Data compiled by E&Y shows the assets under management (AUM) of private credit in India and its per cent share in the total AUM of the AIF industry has grown from $3.7 billion in 2014 (6 per cent) to $19.5 billion in 2022 (14 per cent) and is projected to further increase to approximately $30.6 billion in 2025 and $58.3 billion by 2028.

“HNIs and family offices are looking to increase their investments in private markets and unlisted companies. The recent volatility in the markets has accelerated this shift.

They now understand well that such investments do have the potential to offer longer-term stability, lower correlation with public markets, and more predictable income,” said Bhaskar Majumdar, managing partner, Unicorn India Ventures.

Majumdar further said that in the US, the portfolio structure of family offices has already changed, with alternatives now comprising 54 per cent of their overall portfolios.
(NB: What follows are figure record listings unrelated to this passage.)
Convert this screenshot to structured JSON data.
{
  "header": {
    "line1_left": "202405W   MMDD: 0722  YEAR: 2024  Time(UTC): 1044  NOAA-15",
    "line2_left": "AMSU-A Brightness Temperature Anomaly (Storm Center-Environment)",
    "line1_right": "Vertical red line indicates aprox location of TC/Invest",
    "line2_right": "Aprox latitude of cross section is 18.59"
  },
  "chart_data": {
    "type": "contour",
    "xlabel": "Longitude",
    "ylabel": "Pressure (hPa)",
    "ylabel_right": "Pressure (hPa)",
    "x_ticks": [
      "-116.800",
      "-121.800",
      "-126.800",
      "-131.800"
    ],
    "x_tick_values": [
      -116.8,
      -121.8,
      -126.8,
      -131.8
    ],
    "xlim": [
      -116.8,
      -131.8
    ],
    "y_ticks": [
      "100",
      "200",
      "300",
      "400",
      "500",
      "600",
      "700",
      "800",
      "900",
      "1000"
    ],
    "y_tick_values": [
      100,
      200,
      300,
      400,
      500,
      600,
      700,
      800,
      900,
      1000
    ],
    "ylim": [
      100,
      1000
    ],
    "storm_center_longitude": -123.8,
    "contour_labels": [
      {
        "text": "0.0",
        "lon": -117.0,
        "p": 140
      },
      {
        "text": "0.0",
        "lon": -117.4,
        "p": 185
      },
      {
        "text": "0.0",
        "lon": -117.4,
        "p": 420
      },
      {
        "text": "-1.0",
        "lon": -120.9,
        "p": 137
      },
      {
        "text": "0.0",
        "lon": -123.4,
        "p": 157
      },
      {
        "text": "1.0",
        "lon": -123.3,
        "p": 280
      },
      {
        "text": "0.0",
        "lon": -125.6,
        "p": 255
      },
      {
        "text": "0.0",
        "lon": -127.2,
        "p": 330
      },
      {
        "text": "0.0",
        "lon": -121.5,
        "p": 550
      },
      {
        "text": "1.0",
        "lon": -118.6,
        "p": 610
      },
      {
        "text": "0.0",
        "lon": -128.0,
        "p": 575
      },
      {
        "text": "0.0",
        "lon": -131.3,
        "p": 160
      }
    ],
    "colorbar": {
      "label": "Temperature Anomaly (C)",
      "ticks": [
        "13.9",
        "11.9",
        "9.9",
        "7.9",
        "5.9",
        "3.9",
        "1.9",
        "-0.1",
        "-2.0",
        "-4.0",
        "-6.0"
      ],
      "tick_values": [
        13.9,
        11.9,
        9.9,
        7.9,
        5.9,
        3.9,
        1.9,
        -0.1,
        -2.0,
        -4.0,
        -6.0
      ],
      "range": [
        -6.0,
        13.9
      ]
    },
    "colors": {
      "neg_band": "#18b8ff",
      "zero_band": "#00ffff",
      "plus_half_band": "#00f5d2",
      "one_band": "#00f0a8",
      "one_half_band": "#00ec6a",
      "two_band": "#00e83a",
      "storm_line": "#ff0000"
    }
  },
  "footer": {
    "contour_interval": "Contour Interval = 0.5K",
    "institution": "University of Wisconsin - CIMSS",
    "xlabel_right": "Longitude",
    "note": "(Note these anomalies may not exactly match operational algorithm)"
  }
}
Indian family offices are also mirroring this trend, where HNIs and other wealthy investors are increasingly leaning into pre-IPO opportunities, private credit, and bespoke deals.

“India is experiencing a notable shift in investor behaviour, with both institutional and retail investors exploring private markets as viable alternatives amid public market volatility. The combination of economic growth, regulatory support, and technological advancements is fostering a more inclusive and dynamic investment landscape,” said Anindya Paulchaudhuri, group CEO of wealth management firm Wealthapp.

Peer to peer lending (P2P) is also drawing investor interest even as RBI has come out with strict regulations limiting the aggregate exposure of a NBFC P2P lender to all borrowers at any point of time, across all platforms, to a cap of 50 lakh, amid concerns over delayed interest payments and defaults.

“Regulated options like P2P lending are gaining traction due to these market changes, improved transparency, faster settlement, and accessibility. We are seeing a 15 per cent month-on-month growth in retail interest,” said Neha Juneja, co-founder and CEO, IndiaP2P.

Tread with caution

With several companies set to come out with their public offers in the coming months, investor interest in the private market is expected to remain strong. However, market observers called for caution as lower volatility in private markets could also be attributed to illiquidity, as sellers have to wait for longer periods to offload their stake or exit.

“Success of IPOs like Swiggy on listing has propelled investors to invest in the unlisted space, but one needs to keep in mind that there is a lock-in period for investors for 6 months post-listing, and chances of stock price coming below IPO price cannot be ruled out. Investments in the unlisted market are not for speculative traders, it’s for patient investors who want to enter early and remain for the long term,” said Hitesh Punjabi, a Sebi-registered research analyst and assistant professor, K J Somaiya Institute of Management.

“Investments in private markets require an in-depth understanding of the risk and return profile of the asset class under consideration. Family offices have the knowledge to make these choices, but the sophistication among HNIs is still evolving. This is one of the key reasons,” said Vivek Iyer, partner and financial services risk leader, Grant Thornton Bharat.